Hi all, I'm having difficulty proving that all intervals of the real line are connected in the sense that they cannot be decomposed as a disjoint union of two non-empty open subsets. Here is the "proof": Suppose X is an interval and X = (X intersect U) union (X intersect V) where U,V are open and X intersect U intersect V = emptyset Suppose also we have points a in X intersect U and b in X intersect V with a < b. Let N = { t | [a,t] \subseteq U } Then 1. a <= N 2. N < b 3. N in X (since and X is an interval) If N is in U, then since U is open we can find an open interval (N - epsilon,N + epsilon) about N which is contained in U. Thus [a, N + epsilon/2] is contained in U which is a contradiction. Therefore N must be in V. Then [N-eta,N] is contained in V for some eta. Now, if N - eta/2 is in U, the we have a contradiction since it is also in V and X. How do I show that N - eta/2 is in U? Thanks in advance, James
I don't understand what your N is. When you write "Let N = { t | [a,t] \subseteq U }", it sounds like N is a set but then you go an treat it like a point.

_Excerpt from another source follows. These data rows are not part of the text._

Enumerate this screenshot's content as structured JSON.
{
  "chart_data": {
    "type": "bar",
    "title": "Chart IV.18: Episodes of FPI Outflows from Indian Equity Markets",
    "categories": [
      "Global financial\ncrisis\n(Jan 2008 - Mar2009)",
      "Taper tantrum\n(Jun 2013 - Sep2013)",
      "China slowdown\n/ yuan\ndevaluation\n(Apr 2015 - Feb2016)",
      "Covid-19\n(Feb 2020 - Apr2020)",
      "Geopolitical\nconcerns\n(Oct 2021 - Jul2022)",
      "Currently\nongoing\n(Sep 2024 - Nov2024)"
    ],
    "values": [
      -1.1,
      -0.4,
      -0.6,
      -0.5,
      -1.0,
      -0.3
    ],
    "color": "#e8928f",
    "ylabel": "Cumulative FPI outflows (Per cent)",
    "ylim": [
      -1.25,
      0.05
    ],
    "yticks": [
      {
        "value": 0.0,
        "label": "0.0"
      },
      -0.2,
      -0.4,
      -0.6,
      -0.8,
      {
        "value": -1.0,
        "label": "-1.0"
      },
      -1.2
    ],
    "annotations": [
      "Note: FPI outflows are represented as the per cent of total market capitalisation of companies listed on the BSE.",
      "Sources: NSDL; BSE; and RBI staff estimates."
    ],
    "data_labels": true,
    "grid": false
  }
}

Here's a suggestion. Suppose the interval is I and that its inf is a and sup is b. Suppose also that I is not connected and that U,V are open subsets of I, neither of which is void and with UuV=I and UnV=void. 1° Show that the boundary of U must contain a point p other that a and b, otherwise, U is I itself, which would make V void, which is a contradiction. 2° p must then be in V. How does this imply that V is not open?
you need something to work with, like the intermediate value theorem. then you can use the easy fact that a set is connected if every continuous function from it to the 2 point set {0,1} is constant.